Fortunately, someone has already crunched the numbers, and rather thoroughly: Bob Sullivan of SportingCharts.com. Sullivan took a look at a lot of data since 1978 to try and determine whether or not home teams playing in cold weather fared better against teams who don't normally play in bad weather. It's a significant question given that the NFL playoffs roll around right about the time that the weather gets truly brutal.
This chart lists several teams as playing in cold-weather cities (without a dome): Cleveland Browns, New York Jets, Buffalo Bills, New York Giants, Philadelphia Eagles, Chicago Bears, Kansas City Chiefs, Cincinnati Bengals, Baltimore Ravens, Pittsburgh Steelers, New England Patriots and Green Bay Packers.

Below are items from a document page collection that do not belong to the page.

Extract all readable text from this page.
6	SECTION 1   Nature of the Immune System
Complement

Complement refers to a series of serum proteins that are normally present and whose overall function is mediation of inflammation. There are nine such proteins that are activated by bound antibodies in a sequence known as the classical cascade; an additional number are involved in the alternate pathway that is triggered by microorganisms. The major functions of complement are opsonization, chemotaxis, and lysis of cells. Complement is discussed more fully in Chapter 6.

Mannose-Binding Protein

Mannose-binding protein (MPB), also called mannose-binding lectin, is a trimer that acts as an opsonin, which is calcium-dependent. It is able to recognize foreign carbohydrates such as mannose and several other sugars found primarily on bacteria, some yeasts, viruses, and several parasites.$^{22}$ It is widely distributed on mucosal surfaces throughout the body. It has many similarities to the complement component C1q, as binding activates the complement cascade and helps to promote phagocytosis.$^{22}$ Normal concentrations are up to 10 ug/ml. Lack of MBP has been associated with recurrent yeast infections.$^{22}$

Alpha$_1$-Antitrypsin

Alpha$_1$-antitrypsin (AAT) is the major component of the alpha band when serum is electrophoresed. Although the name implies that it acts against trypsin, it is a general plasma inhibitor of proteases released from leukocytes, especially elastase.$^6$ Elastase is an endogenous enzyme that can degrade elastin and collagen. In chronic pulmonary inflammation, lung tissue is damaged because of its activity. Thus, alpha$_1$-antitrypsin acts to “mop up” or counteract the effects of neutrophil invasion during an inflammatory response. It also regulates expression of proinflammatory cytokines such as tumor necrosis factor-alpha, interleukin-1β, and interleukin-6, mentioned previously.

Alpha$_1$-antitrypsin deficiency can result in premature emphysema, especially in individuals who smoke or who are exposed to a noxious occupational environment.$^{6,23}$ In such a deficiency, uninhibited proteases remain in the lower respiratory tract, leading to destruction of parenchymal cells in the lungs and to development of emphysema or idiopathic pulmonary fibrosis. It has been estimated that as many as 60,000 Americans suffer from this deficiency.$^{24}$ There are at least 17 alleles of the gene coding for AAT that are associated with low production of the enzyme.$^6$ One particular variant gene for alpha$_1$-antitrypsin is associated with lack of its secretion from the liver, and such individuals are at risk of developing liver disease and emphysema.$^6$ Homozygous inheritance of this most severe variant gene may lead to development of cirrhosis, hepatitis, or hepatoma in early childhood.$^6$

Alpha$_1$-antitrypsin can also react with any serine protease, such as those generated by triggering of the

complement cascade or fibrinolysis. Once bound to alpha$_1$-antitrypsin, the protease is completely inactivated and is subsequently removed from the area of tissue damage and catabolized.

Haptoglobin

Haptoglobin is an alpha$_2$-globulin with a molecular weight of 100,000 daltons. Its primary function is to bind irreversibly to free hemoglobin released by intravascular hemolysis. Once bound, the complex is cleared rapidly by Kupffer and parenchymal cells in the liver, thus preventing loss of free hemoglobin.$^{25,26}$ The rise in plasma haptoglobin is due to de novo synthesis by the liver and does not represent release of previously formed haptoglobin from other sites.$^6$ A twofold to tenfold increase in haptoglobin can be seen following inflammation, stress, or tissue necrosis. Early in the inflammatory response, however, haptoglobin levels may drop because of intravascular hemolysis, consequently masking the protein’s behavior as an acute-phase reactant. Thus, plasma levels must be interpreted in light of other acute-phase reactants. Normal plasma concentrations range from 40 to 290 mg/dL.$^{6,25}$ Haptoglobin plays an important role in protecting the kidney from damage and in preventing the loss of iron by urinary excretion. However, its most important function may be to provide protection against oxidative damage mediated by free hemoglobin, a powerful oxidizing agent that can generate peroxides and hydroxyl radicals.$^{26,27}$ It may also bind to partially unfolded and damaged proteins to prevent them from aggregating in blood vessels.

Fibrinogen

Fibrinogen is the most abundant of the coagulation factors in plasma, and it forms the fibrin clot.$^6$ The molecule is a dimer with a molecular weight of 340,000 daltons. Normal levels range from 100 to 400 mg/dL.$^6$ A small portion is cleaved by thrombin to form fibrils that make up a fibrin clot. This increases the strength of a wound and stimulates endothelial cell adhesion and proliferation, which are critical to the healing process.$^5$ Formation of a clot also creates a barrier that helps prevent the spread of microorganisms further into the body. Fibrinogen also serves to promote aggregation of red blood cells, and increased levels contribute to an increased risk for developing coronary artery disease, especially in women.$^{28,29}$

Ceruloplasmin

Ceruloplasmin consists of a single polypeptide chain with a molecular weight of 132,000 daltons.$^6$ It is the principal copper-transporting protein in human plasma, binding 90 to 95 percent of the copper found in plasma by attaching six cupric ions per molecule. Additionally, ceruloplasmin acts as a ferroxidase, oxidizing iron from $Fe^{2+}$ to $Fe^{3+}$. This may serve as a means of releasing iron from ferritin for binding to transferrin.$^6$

Home-field advantage might be over-hyped in Week 1, but the question here is whether or not it's a weapon when winter rolls around. The first chart that speaks to this is simple: it's the home team's winning percentage in every game compared to games played between December and February:
via Sporting Charts
That is definitive in its own: cold weather seems to have an effect, a positive effect for the home teams who play in said weather. But Sullivan delved deeper and wanted to determine whether or not visiting teams struggled in different locales. That would be this chart here, which shows that the Packers and Patriots have the highest winning percentage at home in Dec. through Feb.
via Sporting Charts
The issue with that chart is simple. The Patriots and Packers have been much better than the Browns, Jets and Buffalo, all of whom have a sub-.500 winning percentage during the aforementioned cold-weather months, but .... the Patriots and Packers are simply better teams, and have been for most of the time those franchises have even existed.
So that led to another chart, this one to demonstrate the home winning percentage of visiting teams against cold weather opponents from September to November to their winning percentages from December through February. That chart is below:
via Sporting Charts
This chart shows that Buffalo really struggles down the stretch and that the Bengals receive a hefty benefit from the weather getting colder. There's plenty of more data to be had, so please check out the full article here. What we're going to do now is take a look at this weekend's games, as the playoff race is in full swing. There's plenty of cold weather to be had, as well.
There's many worth noting that don't have playoff implications, such as the warm-weather Miami Dolphins taking on the Steelers in Pittsburgh, and the warm-weather Oakland Raiders taking on the Jets in New York. But serious playoff implications can be had elsewhere. Then again, a Miami loss does factor in to multiple teams clinching, such as the Patriots, Chiefs, Broncos and Colts.
Look to the Bengals who, as demonstrated via the chart above, play much better at home in these months. The Bengals are 8-4, atop the AFC North and trying to hold off Ravens. Indianapolis is also 8-4 and atop the AFC South, but the Colts play in a dome. Perhaps the Bengals should be favored due to the expected poor conditions on the field. If Indianapolis wins on Sunday, they clinch the AFC South.
The Lions, despite playing in a cold-weather city, could struggle against the Eagles due to the fact they play in a dome. Detroit is 7-5 and atop the NFC North but not so secure in its spot. The Eagles are 7-5 as well, atop the NFC East and tied with the Cowboys. Cold-weather games could easily be a factor in Philadelphia making it into the playoffs this season.
Baltimore needs a win to stay in the running, and a Baltimore loss does allow for clinching scenarios for all of the Broncos, Chiefs and Patriots. But the Ravens play at home against the Vikings on Sunday. Minnesota is a cold weather team, but have been in the Metrodome since ... what seems like the beginning of time.
On Monday, the aforementioned Cowboys will take on the Chicago Bears. Dallas needs to win to hold its spot atop the NFC East -- they're tied with the Eagles, as mentioned before -- but Soldier Field is a tough place to play. The Bears are used to the cold weather, and it could get interesting.
Down the stretch, these things are even more important given the location of the Super Bowl: New York's MetLife Stadium. It will be a cold-weather Super Bowl, the first to ever be intentionally held at an open stadium. What if Drew Brees and the dome-team New Orleans Saints make it that far? Will the weather be as huge a factor as one might think? The data seems to back it up.